Shift4 puts the PGA's credit-card transaction
processing on par

What does a large  hotel chain have in common with the Professional Golf Association (PGA)? According to Shift4 Corporation, Las Vegas, the  provider of credit-card and  transaction-processing technology, a lot.

"Hotels deal with multiples. In one location they have retail shops, in another they have restaurants," says J.D. Oder, II, vice president, research and development and CIO of Shift4. "We took the same technology and grew it into geographically dispersed locations. We then jumped from huge hotels to the PGA that has clubs around the U.S. The technology is similar, with some new twists."

Shift4 adapted its core product, $$$ IN THE BANK, and built a Web-based thin application for archiving and transaction retrieving, which can also communicate with diverse systems at different locations.

Payment Processing Tees Off

PGA Installation Illustrated

"All credit-card system processing runs through one system, giving you economies of scale, speed and control," says Oder. "It's not cost effective to have leased lines at each club, because of the nature of the business—it's feast or famine. The PGA uses one centralized lease line at the corporate center and all systems funnel through it. Information is segmented by location and club. A browser auditing tool gives power to each club [for] transaction processing, but charge backs, reconciliation and corporate accounting is available to PGA corporate at the same time as it's available at each club."

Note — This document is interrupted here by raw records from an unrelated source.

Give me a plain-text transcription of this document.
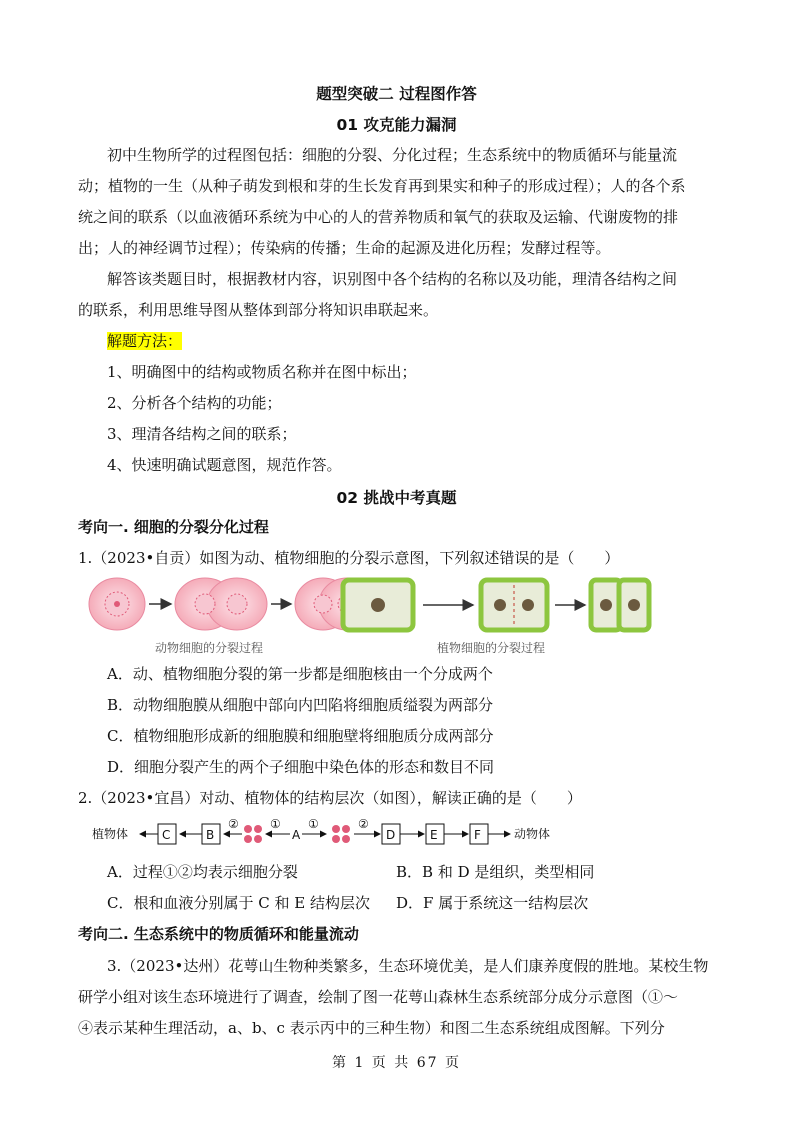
题型突破二 过程图作答
01 攻克能力漏洞
初中生物所学的过程图包括：细胞的分裂、分化过程；生态系统中的物质循环与能量流
动；植物的一生（从种子萌发到根和芽的生长发育再到果实和种子的形成过程）；人的各个系
统之间的联系（以血液循环系统为中心的人的营养物质和氧气的获取及运输、代谢废物的排
出；人的神经调节过程）；传染病的传播；生命的起源及进化历程；发酵过程等。
解答该类题目时，根据教材内容，识别图中各个结构的名称以及功能，理清各结构之间
的联系，利用思维导图从整体到部分将知识串联起来。
解题方法：
1、明确图中的结构或物质名称并在图中标出；
2、分析各个结构的功能；
3、理清各结构之间的联系；
4、快速明确试题意图，规范作答。
02 挑战中考真题
考向一. 细胞的分裂分化过程
1.（2023•自贡）如图为动、植物细胞的分裂示意图，下列叙述错误的是（　　）
动物细胞的分裂过程	植物细胞的分裂过程
A．动、植物细胞分裂的第一步都是细胞核由一个分成两个
B．动物细胞膜从细胞中部向内凹陷将细胞质缢裂为两部分
C．植物细胞形成新的细胞膜和细胞壁将细胞质分成两部分
D．细胞分裂产生的两个子细胞中染色体的形态和数目不同
2.（2023•宜昌）对动、植物体的结构层次（如图），解读正确的是（　　）
植物体	C	B
②	①
A
①	②
D	E	F	动物体
A．过程①②均表示细胞分裂	B．B 和 D 是组织，类型相同
C．根和血液分别属于 C 和 E 结构层次 D．F 属于系统这一结构层次
考向二. 生态系统中的物质循环和能量流动
3.（2023•达州）花萼山生物种类繁多，生态环境优美，是人们康养度假的胜地。某校生物
研学小组对该生态环境进行了调查，绘制了图一花萼山森林生态系统部分成分示意图（①～
④表示某种生理活动，a、b、c 表示丙中的三种生物）和图二生态系统组成图解。下列分
第 1 页 共 67 页
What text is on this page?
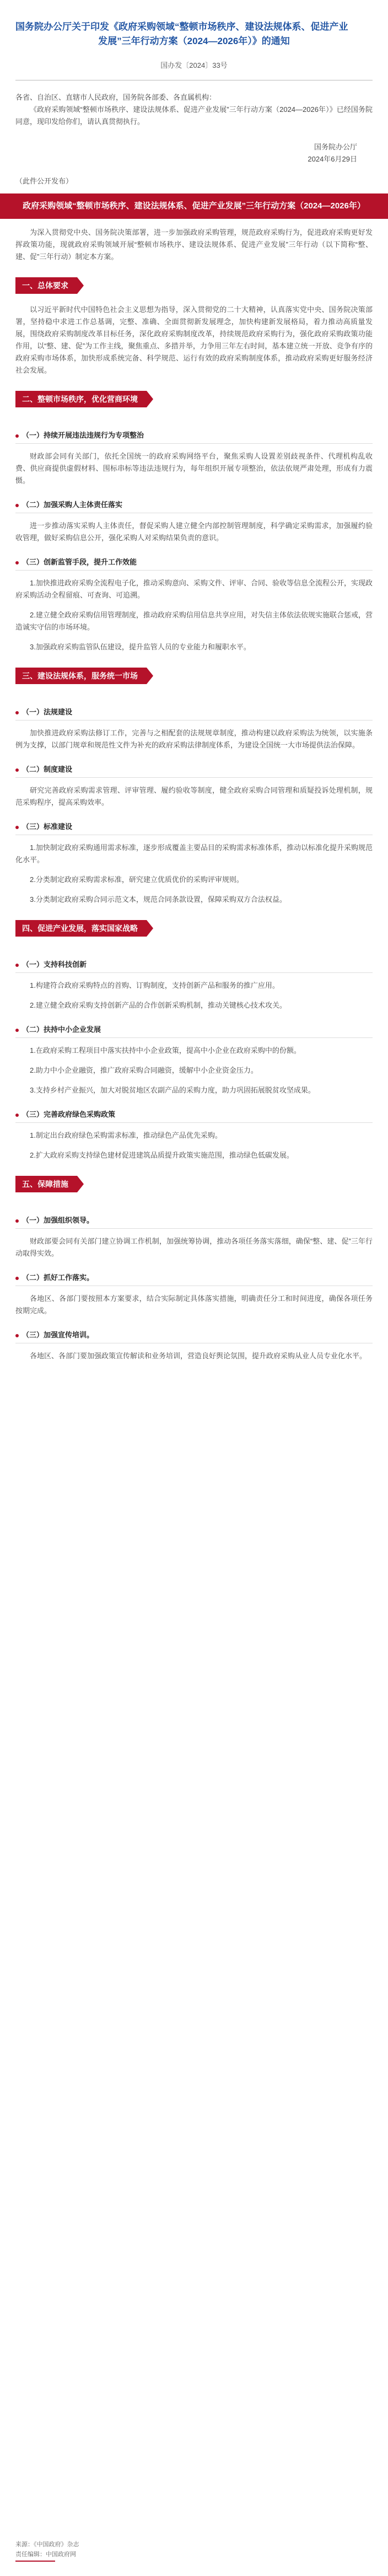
国务院办公厅关于印发《政府采购领域“整顿市场秩序、建设法规体系、促进产业
发展”三年行动方案（2024—2026年）》的通知
国办发〔2024〕33号

各省、自治区、直辖市人民政府，国务院各部委、各直属机构：

《政府采购领域“整顿市场秩序、建设法规体系、促进产业发展”三年行动方案（2024—2026年）》已经国务院同意，现印发给你们，请认真贯彻执行。

国务院办公厅
2024年6月29日
（此件公开发布）
政府采购领域“整顿市场秩序、建设法规体系、促进产业发展”三年行动方案（2024—2026年）

为深入贯彻党中央、国务院决策部署，进一步加强政府采购管理，规范政府采购行为，促进政府采购更好发挥政策功能，现就政府采购领域开展“整顿市场秩序、建设法规体系、促进产业发展”三年行动（以下简称“整、建、促”三年行动）制定本方案。

一、总体要求

以习近平新时代中国特色社会主义思想为指导，深入贯彻党的二十大精神，认真落实党中央、国务院决策部署，坚持稳中求进工作总基调，完整、准确、全面贯彻新发展理念，加快构建新发展格局，着力推动高质量发展，围绕政府采购制度改革目标任务，深化政府采购制度改革，持续规范政府采购行为，强化政府采购政策功能作用，以“整、建、促”为工作主线，聚焦重点、多措并举，力争用三年左右时间，基本建立统一开放、竞争有序的政府采购市场体系，加快形成系统完备、科学规范、运行有效的政府采购制度体系，推动政府采购更好服务经济社会发展。

二、整顿市场秩序，优化营商环境
（一）持续开展违法违规行为专项整治

财政部会同有关部门，依托全国统一的政府采购网络平台，聚焦采购人设置差别歧视条件、代理机构乱收费、供应商提供虚假材料、围标串标等违法违规行为，每年组织开展专项整治，依法依规严肃处理，形成有力震慑。

（二）加强采购人主体责任落实

进一步推动落实采购人主体责任，督促采购人建立健全内部控制管理制度，科学确定采购需求，加强履约验收管理，做好采购信息公开，强化采购人对采购结果负责的意识。

（三）创新监管手段，提升工作效能

1.加快推进政府采购全流程电子化，推动采购意向、采购文件、评审、合同、验收等信息全流程公开，实现政府采购活动全程留痕、可查询、可追溯。

2.建立健全政府采购信用管理制度，推动政府采购信用信息共享应用，对失信主体依法依规实施联合惩戒，营造诚实守信的市场环境。

3.加强政府采购监管队伍建设，提升监管人员的专业能力和履职水平。

三、建设法规体系，服务统一市场
（一）法规建设

加快推进政府采购法修订工作，完善与之相配套的法规规章制度，推动构建以政府采购法为统领，以实施条例为支撑，以部门规章和规范性文件为补充的政府采购法律制度体系，为建设全国统一大市场提供法治保障。

（二）制度建设

研究完善政府采购需求管理、评审管理、履约验收等制度，健全政府采购合同管理和质疑投诉处理机制，规范采购程序，提高采购效率。

（三）标准建设

1.加快制定政府采购通用需求标准，逐步形成覆盖主要品目的采购需求标准体系，推动以标准化提升采购规范化水平。

2.分类制定政府采购需求标准，研究建立优质优价的采购评审规则。

3.分类制定政府采购合同示范文本，规范合同条款设置，保障采购双方合法权益。

四、促进产业发展，落实国家战略
（一）支持科技创新

1.构建符合政府采购特点的首购、订购制度，支持创新产品和服务的推广应用。

2.建立健全政府采购支持创新产品的合作创新采购机制，推动关键核心技术攻关。

（二）扶持中小企业发展

1.在政府采购工程项目中落实扶持中小企业政策，提高中小企业在政府采购中的份额。

2.助力中小企业融资，推广政府采购合同融资，缓解中小企业资金压力。

3.支持乡村产业振兴，加大对脱贫地区农副产品的采购力度，助力巩固拓展脱贫攻坚成果。

（三）完善政府绿色采购政策

1.制定出台政府绿色采购需求标准，推动绿色产品优先采购。

2.扩大政府采购支持绿色建材促进建筑品质提升政策实施范围，推动绿色低碳发展。

五、保障措施
（一）加强组织领导。

财政部要会同有关部门建立协调工作机制，加强统筹协调，推动各项任务落实落细，确保“整、建、促”三年行动取得实效。

（二）抓好工作落实。

各地区、各部门要按照本方案要求，结合实际制定具体落实措施，明确责任分工和时间进度，确保各项任务按期完成。

（三）加强宣传培训。

各地区、各部门要加强政策宣传解读和业务培训，营造良好舆论氛围，提升政府采购从业人员专业化水平。

来源：《中国政府》杂志
责任编辑：中国政府网
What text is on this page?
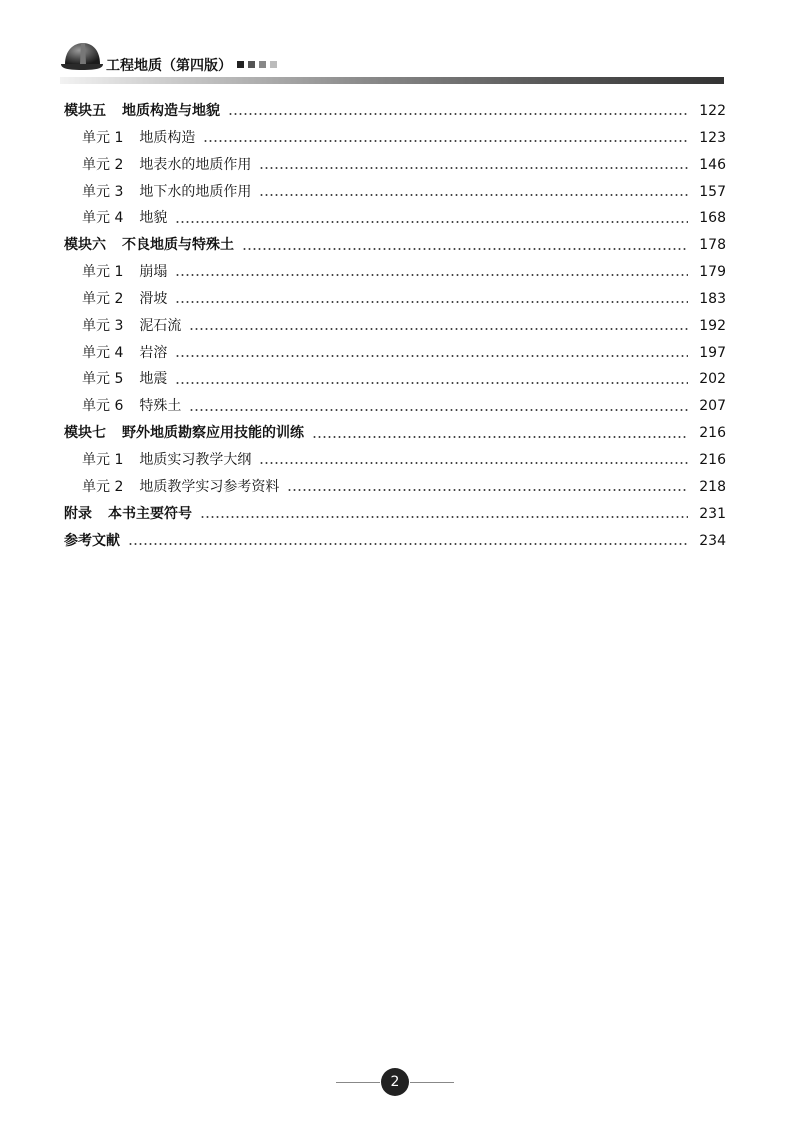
工程地质（第四版）
模块五 地质构造与地貌	122
单元 1 地质构造	123
单元 2 地表水的地质作用	146
单元 3 地下水的地质作用	157
单元 4 地貌	168
模块六 不良地质与特殊土	178
单元 1 崩塌	179
单元 2 滑坡	183
单元 3 泥石流	192
单元 4 岩溶	197
单元 5 地震	202
单元 6 特殊土	207
模块七 野外地质勘察应用技能的训练	216
单元 1 地质实习教学大纲	216
单元 2 地质教学实习参考资料	218
附录 本书主要符号	231
参考文献	234
2
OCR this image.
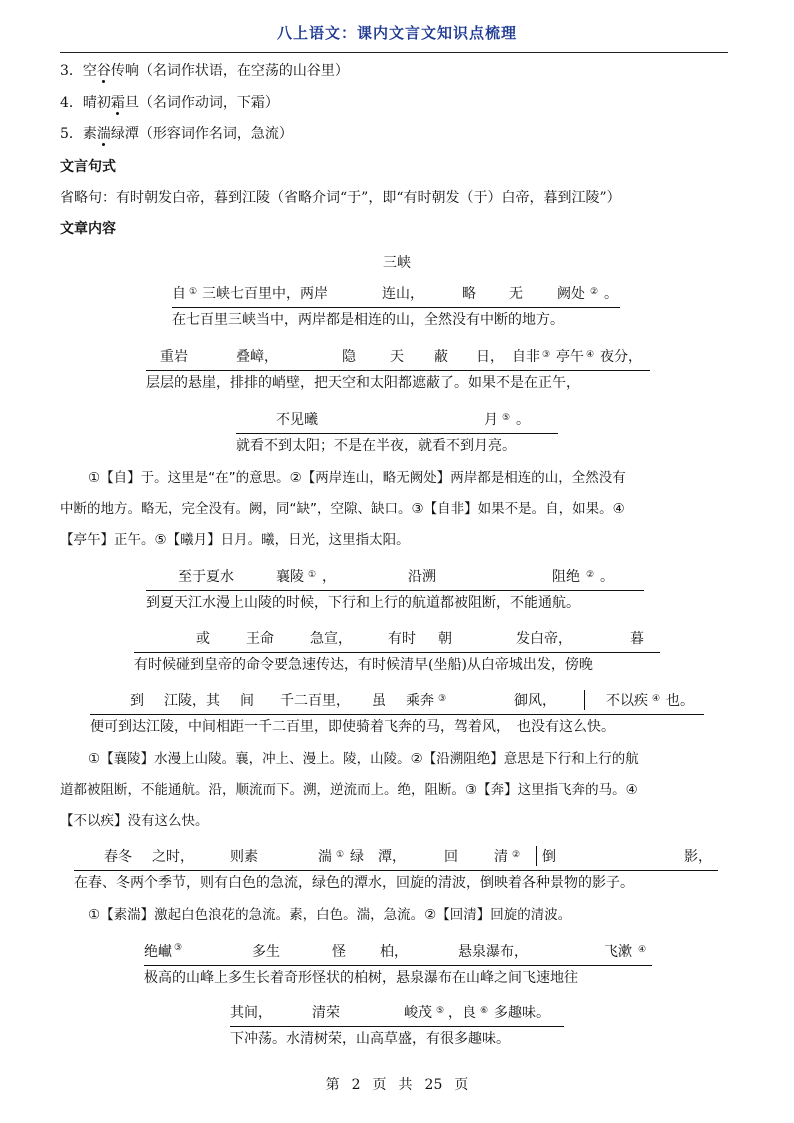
八上语文：课内文言文知识点梳理
3．空谷传响（名词作状语，在空荡的山谷里）
4．晴初霜旦（名词作动词，下霜）
5．素湍绿潭（形容词作名词，急流）
文言句式
省略句：有时朝发白帝，暮到江陵（省略介词“于”，即“有时朝发（于）白帝，暮到江陵”）
文章内容
三峡
自 ① 三峡七百里中，两岸	连山，	略 无 阙处 ② 。
在七百里三峡当中，两岸都是相连的山，全然没有中断的地方。
重岩	叠嶂，	隐 天 蔽 日， 自非 ③ 亭午 ④ 夜分，
层层的悬崖，排排的峭壁，把天空和太阳都遮蔽了。如果不是在正午，
不见曦	月 ⑤ 。
就看不到太阳；不是在半夜，就看不到月亮。
①【自】于。这里是“在”的意思。②【两岸连山，略无阙处】两岸都是相连的山，全然没有
中断的地方。略无，完全没有。阙，同“缺”，空隙、缺口。③【自非】如果不是。自，如果。④
【亭午】正午。⑤【曦月】日月。曦，日光，这里指太阳。
至于夏水	襄陵 ① ，	沿溯	阻绝 ② 。
到夏天江水漫上山陵的时候，下行和上行的航道都被阻断，不能通航。
或	王命	急宣，	有时 朝	发白帝，	暮
有时候碰到皇帝的命令要急速传达，有时候清早(坐船)从白帝城出发，傍晚
到 江陵，其 间 千二百里， 虽 乘奔 ③	御风，	不以疾 ④ 也。
便可到达江陵，中间相距一千二百里，即使骑着飞奔的马，驾着风，　也没有这么快。
①【襄陵】水漫上山陵。襄，冲上、漫上。陵，山陵。②【沿溯阻绝】意思是下行和上行的航
道都被阻断，不能通航。沿，顺流而下。溯，逆流而上。绝，阻断。③【奔】这里指飞奔的马。④
【不以疾】没有这么快。
春冬 之时，	则素	湍 ① 绿 潭，	回	清 ② 倒	影，
在春、冬两个季节，则有白色的急流，绿色的潭水，回旋的清波，倒映着各种景物的影子。
①【素湍】激起白色浪花的急流。素，白色。湍，急流。②【回清】回旋的清波。
绝𪩘 ③	多生	怪 柏，	悬泉瀑布，	飞漱 ④
极高的山峰上多生长着奇形怪状的柏树，悬泉瀑布在山峰之间飞速地往
其间，	清荣	峻茂 ⑤ ，良 ⑥ 多趣味。
下冲荡。水清树荣，山高草盛，有很多趣味。
第 2 页 共 25 页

The PGA corporate headquarters in Palm Beach Gardens, FL, uses $$$ IN THE BANK as its transaction engine and NetEnterprise to deliver distributed e-payment acceptance and browser-based management functions across geographic, business unit and technological boundaries. The corporate office runs NetEnterprise Server and connects to credit-card processors via lease line or dial up.

"Some clubs have certain relationships with banks, which vary," says Oder. "Our system facilitates this." The PGA is the first installation of NetEnterprise. It will expand to 44 clubs nationwide in the next year.

The $$$ IN THE BANK transaction engine runs on Microsoft Windows NT; an NT server runs Microsoft's SQL Server 7 and Internet Information Server 4. ColdFusion from Allaire Corporation, Cambridge, MA, supports geographically dispersed auditing and editing capability with its server-sided interface between the database and Web server. Each PGA club runs Shift4's NetAPI, which is the interface between Revelation POS from InfoGenesis, Santa Barbara, CA, and the corporate office. Communication takes place via TCP/IP. Each club uses Shift4's NetAudit, which provides auditing and management capabilities, allowing clubs to run reports, edit or delete errors, add transactions and settle batches over the Web.

"We're enabling a large enterprise to become its own application service provider," adds Oder.